Merv shook himself from his reverie. “Granny, ‘e’s here!” As he slopped a canoe across the timber bar.

Granny appeared out of nowhere, and Foodge, being a great student of human behaviour, thought there was something wrong. Was she sick? No. There was something about her face. Had she been bitten? A rash, perhaps? No. Granny didn’t wander over and slap a plate of bacon, eggs and wedges in front of him. She seemed to just loiter in the doorway.

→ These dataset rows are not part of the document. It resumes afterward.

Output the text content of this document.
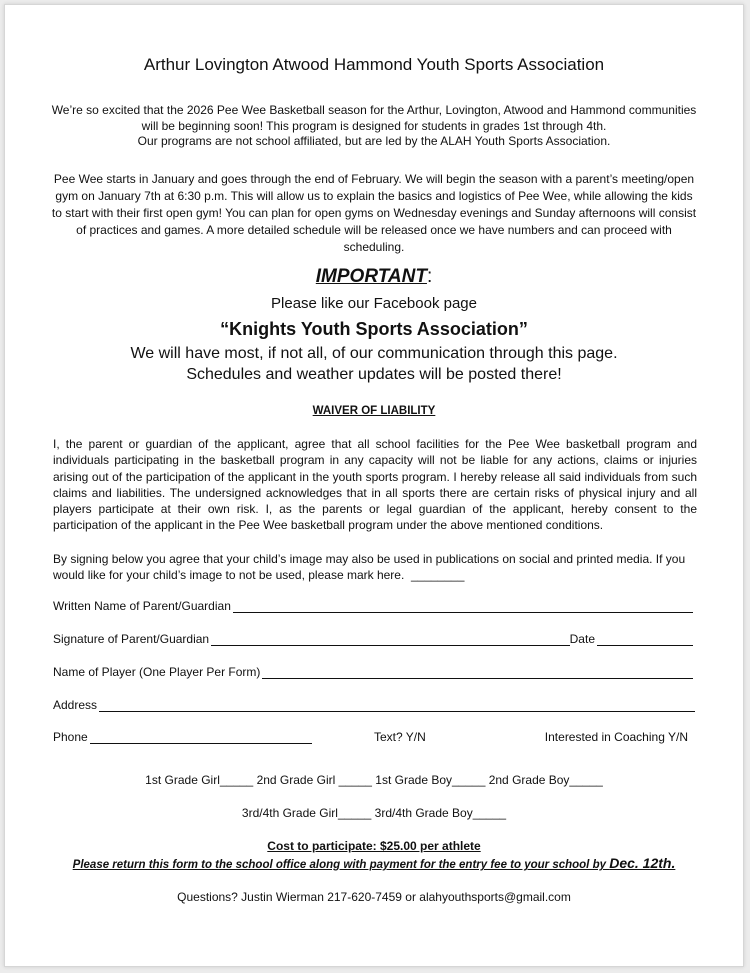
Arthur Lovington Atwood Hammond Youth Sports Association
We’re so excited that the 2026 Pee Wee Basketball season for the Arthur, Lovington, Atwood and Hammond communities
will be beginning soon! This program is designed for students in grades 1st through 4th.
Our programs are not school affiliated, but are led by the ALAH Youth Sports Association.
Pee Wee starts in January and goes through the end of February. We will begin the season with a parent’s meeting/open
gym on January 7th at 6:30 p.m. This will allow us to explain the basics and logistics of Pee Wee, while allowing the kids
to start with their first open gym! You can plan for open gyms on Wednesday evenings and Sunday afternoons will consist
of practices and games. A more detailed schedule will be released once we have numbers and can proceed with
scheduling.
IMPORTANT:
Please like our Facebook page
“Knights Youth Sports Association”
We will have most, if not all, of our communication through this page.
Schedules and weather updates will be posted there!
WAIVER OF LIABILITY
I, the parent or guardian of the applicant, agree that all school facilities for the Pee Wee basketball program and individuals participating in the basketball program in any capacity will not be liable for any actions, claims or injuries arising out of the participation of the applicant in the youth sports program. I hereby release all said individuals from such claims and liabilities. The undersigned acknowledges that in all sports there are certain risks of physical injury and all players participate at their own risk. I, as the parents or legal guardian of the applicant, hereby consent to the participation of the applicant in the Pee Wee basketball program under the above mentioned conditions.
By signing below you agree that your child’s image may also be used in publications on social and printed media. If you
would like for your child’s image to not be used, please mark here. ________
Written Name of Parent/Guardian
Signature of Parent/Guardian	Date
Name of Player (One Player Per Form)
Address
Phone	Text? Y/N	Interested in Coaching Y/N
1st Grade Girl_____ 2nd Grade Girl _____ 1st Grade Boy_____ 2nd Grade Boy_____
3rd/4th Grade Girl_____ 3rd/4th Grade Boy_____
Cost to participate: $25.00 per athlete
Please return this form to the school office along with payment for the entry fee to your school by Dec. 12th.
Questions? Justin Wierman 217-620-7459 or alahyouthsports@gmail.com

Foodge squinted over the top of his glass. ‘Oh, shit.’ He thought. ‘She wearing a dress, and worse, she’s wearing lipstick…why the…’

“How’s our favourite crime fighter?” Granny seemed to wiggle her hips a little, as she spoke. “How about Granny rustles up some breakfast?” With that she disappeared into the kitchen.

“Merv, what the hells going on with Granny?” Foodge was so gob smacked that his pint hadn’t been touched.

“Uh, another pint?”

“No, what’s wrong with Granny?”

Merv shook his head. “Granny, there’s nothin’ wrong with Granny, in fact she looks mighty fine.” A broad grin creased his lumpy face. “It must be you!”

‘Me…what” Foodge was getting worried.

“Don’t worry, Granny gets a sort of romantic fixation on some younger bloke…let’s face it, we’re all younger blokes.” Merv laughed. “She tarts herself up, makes eyes, at her intended, then, just like that.” Merv clicked his fingers. “She’s back to her ole self.”

Their conversation was interrupted by Granny sashaying in with a plate of eggs, bacon, sausages, mushrooms, tomato, and toast made from Turkish bread. “Here you are young man, a crime fighter’s breakfast.” She paused to lay out the cutlery on the bar, complete with a real paper napkin. “Now Foodge, you are not driving home in that state, there’s a bed made up for you upstairs, where you will be undisturbed,” With that she sashayed off.

Merv was still grinning as he poured a second pint for our Foodge. “Fern rang last night.”

“Oh, good, was there a message?”

“Not sure…something about ‘making contact’…I dunno, guess she’ll catch up later.” Merv clicked the remote to the mega-plasma to watch the start of the Mourning Show.

“Pleece still have no idea about the whereabouts of Detectives ordinaire Rouge and O’Hoo…” the anchorwoman droned on.

Foodge had finished his breakfast and skulled his second pint, placing the glass down on the bar with great aplomb. “Well, Merv, looks like I’m off to bed, nighty night.”

Will Merv remember the message?

Will Foodge meet DCI Ordinaire Rouge in the car park of the Pigs Arms at five p.m?

More importantly, will Granny continue her crush on our favourite Private Dick?